Bilir misiniz, ilkbaharda yağmurdan sonra gökyüzü bambaşka bir berrak mavi renge bürünür. Yağmurla yıkanan ağaçlar tıpkı düğüne süslenen kızlar gibi açılır; hava nefis bir kokuyla dolar, kuşların cıvıltıları her tarafı kaplar.
Mukaddesʼle vedalaşıp geri dönerken, benim gönlüm de tıpkı yağmurdan sonraki gökyüzü gibi bemberraktı. Sanki herkes bana bakıyor, güya yalnız ben değil, bütün insanlar gayriihtiyari birbirine karşı şefkatli, son derece nazik, oldukça iyi kalpliydiler.

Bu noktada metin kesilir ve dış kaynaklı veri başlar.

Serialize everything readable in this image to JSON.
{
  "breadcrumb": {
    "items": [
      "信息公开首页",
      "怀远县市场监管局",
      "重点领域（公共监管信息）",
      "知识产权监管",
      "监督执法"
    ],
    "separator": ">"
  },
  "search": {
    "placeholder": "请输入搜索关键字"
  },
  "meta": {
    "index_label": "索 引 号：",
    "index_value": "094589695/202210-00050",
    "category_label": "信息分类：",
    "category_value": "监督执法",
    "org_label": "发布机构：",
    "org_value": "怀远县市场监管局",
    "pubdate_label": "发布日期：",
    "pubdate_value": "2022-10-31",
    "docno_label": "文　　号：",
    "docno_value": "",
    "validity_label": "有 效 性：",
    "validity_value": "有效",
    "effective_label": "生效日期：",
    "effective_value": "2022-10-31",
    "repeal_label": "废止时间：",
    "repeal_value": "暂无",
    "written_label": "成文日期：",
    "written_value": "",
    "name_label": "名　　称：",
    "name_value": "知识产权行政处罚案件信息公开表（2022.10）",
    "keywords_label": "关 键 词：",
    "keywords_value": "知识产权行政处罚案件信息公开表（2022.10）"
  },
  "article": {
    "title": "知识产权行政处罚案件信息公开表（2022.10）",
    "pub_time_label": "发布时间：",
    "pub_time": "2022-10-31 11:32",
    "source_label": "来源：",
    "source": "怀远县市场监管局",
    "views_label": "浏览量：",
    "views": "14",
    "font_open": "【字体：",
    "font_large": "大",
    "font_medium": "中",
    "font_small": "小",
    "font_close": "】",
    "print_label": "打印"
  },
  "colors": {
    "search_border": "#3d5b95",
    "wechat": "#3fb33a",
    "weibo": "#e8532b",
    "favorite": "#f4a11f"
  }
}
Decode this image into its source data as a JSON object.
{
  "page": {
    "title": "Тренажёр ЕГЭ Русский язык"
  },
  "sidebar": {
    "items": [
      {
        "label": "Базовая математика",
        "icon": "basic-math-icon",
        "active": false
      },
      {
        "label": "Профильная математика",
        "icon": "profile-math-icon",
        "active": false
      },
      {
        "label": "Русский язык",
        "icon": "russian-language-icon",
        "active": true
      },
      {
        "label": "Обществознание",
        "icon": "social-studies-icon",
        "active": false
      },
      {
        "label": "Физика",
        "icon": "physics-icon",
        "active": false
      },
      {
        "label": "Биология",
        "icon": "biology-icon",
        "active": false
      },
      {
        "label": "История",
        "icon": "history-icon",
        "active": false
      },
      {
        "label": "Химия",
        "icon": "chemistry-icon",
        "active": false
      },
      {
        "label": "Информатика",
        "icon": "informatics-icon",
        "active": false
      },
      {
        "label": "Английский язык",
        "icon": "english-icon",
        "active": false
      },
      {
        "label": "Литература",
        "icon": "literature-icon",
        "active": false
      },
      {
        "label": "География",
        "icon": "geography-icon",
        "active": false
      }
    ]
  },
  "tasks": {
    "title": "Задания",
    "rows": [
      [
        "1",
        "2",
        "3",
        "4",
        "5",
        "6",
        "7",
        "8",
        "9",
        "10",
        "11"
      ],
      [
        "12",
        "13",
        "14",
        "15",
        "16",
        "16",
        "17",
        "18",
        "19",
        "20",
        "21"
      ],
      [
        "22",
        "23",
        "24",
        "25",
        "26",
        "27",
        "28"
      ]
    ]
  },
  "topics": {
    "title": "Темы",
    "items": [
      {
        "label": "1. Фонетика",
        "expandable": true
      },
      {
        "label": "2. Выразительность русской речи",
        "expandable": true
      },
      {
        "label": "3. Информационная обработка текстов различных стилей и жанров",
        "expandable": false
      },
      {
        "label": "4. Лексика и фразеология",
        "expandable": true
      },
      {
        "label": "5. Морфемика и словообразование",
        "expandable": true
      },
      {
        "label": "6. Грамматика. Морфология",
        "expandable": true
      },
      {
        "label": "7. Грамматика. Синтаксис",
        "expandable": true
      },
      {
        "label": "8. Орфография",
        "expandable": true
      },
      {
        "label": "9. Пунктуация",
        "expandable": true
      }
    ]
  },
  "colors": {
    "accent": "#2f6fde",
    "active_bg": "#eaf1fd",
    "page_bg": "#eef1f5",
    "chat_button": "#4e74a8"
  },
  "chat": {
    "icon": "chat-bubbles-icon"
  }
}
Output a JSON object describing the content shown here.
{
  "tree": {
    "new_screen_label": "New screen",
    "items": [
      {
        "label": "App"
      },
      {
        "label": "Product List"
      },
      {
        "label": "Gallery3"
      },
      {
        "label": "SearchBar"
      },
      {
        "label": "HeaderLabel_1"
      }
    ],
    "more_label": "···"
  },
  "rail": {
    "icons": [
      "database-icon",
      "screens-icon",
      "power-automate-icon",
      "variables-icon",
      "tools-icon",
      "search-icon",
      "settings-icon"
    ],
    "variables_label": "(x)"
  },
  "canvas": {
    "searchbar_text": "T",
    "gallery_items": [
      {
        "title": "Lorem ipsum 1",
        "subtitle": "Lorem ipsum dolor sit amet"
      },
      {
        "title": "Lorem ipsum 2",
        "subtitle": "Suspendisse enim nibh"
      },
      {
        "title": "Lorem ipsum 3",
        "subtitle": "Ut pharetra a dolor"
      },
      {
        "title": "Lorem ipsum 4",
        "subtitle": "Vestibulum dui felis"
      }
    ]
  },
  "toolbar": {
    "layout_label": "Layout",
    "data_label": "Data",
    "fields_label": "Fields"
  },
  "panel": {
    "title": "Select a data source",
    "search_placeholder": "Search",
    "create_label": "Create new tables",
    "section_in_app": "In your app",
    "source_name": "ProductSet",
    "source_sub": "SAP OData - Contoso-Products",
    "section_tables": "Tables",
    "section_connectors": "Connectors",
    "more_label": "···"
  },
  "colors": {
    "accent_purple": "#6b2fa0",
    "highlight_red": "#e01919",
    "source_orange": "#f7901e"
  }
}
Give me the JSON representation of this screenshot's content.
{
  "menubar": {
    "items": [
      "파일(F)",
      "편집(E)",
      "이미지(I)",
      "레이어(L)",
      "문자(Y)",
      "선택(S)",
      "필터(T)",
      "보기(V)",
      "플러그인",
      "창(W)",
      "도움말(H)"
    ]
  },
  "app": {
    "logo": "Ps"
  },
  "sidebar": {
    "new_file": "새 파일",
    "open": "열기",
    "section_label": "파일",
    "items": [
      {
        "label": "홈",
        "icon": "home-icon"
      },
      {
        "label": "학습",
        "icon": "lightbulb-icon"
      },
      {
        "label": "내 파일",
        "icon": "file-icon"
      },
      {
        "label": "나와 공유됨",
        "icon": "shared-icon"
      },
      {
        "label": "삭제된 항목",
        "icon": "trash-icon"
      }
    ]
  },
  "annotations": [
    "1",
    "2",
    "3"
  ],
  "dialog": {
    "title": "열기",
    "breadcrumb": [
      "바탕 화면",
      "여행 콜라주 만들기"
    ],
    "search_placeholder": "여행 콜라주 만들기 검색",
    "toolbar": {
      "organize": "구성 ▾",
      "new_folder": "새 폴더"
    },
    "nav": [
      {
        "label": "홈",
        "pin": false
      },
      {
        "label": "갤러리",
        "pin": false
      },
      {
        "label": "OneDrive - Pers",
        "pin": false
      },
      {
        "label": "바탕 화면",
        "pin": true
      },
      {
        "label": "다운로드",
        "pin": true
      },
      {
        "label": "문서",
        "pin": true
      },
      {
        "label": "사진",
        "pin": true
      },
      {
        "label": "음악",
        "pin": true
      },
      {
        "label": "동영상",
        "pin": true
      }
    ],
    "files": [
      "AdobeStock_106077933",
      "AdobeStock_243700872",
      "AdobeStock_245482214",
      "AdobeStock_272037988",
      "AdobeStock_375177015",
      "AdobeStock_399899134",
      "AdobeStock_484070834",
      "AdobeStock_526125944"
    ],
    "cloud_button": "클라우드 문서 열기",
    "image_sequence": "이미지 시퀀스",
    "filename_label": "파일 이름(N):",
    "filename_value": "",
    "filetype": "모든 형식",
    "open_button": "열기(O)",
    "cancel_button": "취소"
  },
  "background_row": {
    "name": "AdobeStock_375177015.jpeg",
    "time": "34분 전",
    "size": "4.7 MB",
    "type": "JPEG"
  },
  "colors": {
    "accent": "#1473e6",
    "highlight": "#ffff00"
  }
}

Öyle insanlar vardır ki, onların tüm erdemleri yüzlerinden belli olur; konuşmasından, çehresindeki ifadeden anlaşılırdı. Bunlar, bir sohbetle sizi kendilerine bağlarlardı.
Kendimi bu manzaraya iyice kaptırdığım bir sırada birden "Biraz çekilebilir misiniz?" diye bir ses işitip kendime geldim. Ses öyle tatlı ve yumuşaktı ki, sanki yüzüme dağdan esen bir rüzgar dokunmuş gibi, hemen başımı çevirip baktım.